John Leonard’s group in the MIT Department of Mechanical Engineering specializes in SLAM, or simultaneous localization and mapping, the technique whereby mobile autonomous robots map their environments and determine their locations.
Last week, at the Robotics Science and Systems conference, members of Leonard’s group presented a new paper demonstrating how SLAM can be used to improve object-recognition systems, which will be a vital component of future robots that have to manipulate the objects around them in arbitrary ways.
The system uses SLAM information to augment existing object-recognition algorithms. Its performance should thus continue to improve as computer-vision researchers develop better recognition software, and roboticists develop better SLAM software.
“Considering object recognition as a black box, and considering SLAM as a black box, how do you integrate them in a nice manner?” asks Sudeep Pillai, a graduate student in computer science and engineering and first author on the new paper. “How do you incorporate probabilities from each viewpoint over time? That’s really what we wanted to achieve.”
Despite working with existing SLAM and object-recognition algorithms, however, and despite using only the output of an ordinary video camera, the system’s performance is already comparable to that of special-purpose robotic object-recognition systems that factor in depth measurements as well as visual information.
And of course, because the system can fuse information captured from different camera angles, it fares much better than object-recognition systems trying to identify objects in still images.
Before hazarding a guess about which objects an image contains, Pillai says, newer object-recognition systems first try to identify the boundaries between objects. On the basis of a preliminary analysis of color transitions, they’ll divide an image into rectangular regions that probably contain objects of some sort. Then they’ll run a recognition algorithm on just the pixels inside each rectangle.
To get a good result, a classical object-recognition system may have to redraw those rectangles thousands of times. From some perspectives, for instance, two objects standing next to each other might look like one, particularly if they’re similarly colored. The system would have to test the hypothesis that lumps them together, as well as hypotheses that treat them as separate.
Because a SLAM map is three-dimensional, however, it does a better job of distinguishing objects that are near each other than single-perspective analysis can. The system devised by Pillai and Leonard, a professor of mechanical and ocean engineering, uses the SLAM map to guide the segmentation of images captured by its camera before feeding them to the object-recognition algorithm. It thus wastes less time on spurious hypotheses.
More important, the SLAM data let the system correlate the segmentation of images captured from different perspectives. Analyzing image segments that likely depict the same objects from different angles improves the system’s performance.

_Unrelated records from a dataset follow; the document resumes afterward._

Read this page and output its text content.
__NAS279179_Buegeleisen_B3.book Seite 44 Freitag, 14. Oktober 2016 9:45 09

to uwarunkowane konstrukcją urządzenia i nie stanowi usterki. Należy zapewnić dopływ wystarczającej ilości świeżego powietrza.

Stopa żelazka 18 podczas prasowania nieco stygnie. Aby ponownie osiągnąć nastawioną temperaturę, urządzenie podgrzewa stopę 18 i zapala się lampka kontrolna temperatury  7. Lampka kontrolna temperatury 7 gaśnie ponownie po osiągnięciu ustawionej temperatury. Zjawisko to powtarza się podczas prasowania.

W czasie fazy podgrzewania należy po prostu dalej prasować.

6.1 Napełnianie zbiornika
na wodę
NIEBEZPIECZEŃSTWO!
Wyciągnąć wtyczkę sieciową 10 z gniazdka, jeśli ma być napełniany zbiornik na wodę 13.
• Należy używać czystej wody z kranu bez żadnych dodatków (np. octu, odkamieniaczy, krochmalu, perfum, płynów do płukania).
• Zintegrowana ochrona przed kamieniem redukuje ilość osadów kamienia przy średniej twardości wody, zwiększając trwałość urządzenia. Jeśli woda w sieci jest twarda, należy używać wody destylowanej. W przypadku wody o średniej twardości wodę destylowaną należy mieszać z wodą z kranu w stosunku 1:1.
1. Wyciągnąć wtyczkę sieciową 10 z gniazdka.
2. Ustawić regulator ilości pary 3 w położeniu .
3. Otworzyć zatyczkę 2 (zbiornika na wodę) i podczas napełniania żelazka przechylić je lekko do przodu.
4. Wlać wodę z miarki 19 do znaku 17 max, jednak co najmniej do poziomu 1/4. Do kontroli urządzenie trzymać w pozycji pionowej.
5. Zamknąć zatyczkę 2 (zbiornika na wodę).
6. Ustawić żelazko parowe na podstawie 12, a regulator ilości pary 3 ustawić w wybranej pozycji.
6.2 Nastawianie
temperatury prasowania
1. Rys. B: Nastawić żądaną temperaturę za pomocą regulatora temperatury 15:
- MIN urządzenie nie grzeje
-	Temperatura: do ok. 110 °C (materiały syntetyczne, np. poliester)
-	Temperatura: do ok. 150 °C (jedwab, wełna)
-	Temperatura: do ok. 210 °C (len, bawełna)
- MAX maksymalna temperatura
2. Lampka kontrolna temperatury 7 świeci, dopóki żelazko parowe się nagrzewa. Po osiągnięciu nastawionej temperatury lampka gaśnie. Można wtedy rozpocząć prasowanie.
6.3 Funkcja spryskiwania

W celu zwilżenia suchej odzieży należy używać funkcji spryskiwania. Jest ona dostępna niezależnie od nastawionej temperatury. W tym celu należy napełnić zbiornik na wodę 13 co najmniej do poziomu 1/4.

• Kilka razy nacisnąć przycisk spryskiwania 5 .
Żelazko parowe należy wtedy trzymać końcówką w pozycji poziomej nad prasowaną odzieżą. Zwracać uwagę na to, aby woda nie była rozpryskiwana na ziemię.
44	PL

Using machine learning, other researchers have built object-recognition systems that act directly on detailed 3-D SLAM maps built from data captured by cameras, such as the Microsoft Kinect, that also make depth measurements. But unlike those systems, Pillai and Leonard’s system can exploit the vast body of research on object recognizers trained on single-perspective images captured by standard cameras.
Moreover, the performance of Pillai and Leonard’s system is already comparable to that of the systems that use depth information. And it’s much more reliable outdoors, where depth sensors like the Kinect’s, which depend on infrared light, are virtually useless.

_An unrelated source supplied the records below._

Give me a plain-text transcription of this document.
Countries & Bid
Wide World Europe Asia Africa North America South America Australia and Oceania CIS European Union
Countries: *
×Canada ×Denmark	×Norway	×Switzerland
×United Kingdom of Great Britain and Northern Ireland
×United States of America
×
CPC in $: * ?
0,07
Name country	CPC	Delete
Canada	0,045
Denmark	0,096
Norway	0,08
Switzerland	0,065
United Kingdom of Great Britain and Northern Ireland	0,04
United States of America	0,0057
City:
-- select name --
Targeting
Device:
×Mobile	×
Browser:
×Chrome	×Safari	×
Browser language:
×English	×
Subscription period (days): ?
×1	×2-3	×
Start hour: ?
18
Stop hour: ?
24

Pillai and Leonard’s new paper describes how SLAM can help improve object detection, but in ongoing work, Pillai is investigating whether object detection can similarly aid SLAM. One of the central challenges in SLAM is what roboticists call “loop closure.” As a robot builds a map of its environment, it may find itself somewhere it’s already been — entering a room, say, from a different door. The robot needs to be able to recognize previously visited locations, so that it can fuse mapping data acquired from different perspectives.
Object recognition could help with that problem. If a robot enters a room to find a conference table with a laptop, a coffee mug, and a notebook at one end of it, it could infer that it’s the same conference room where it previously identified a laptop, a coffee mug, and a notebook in close proximity.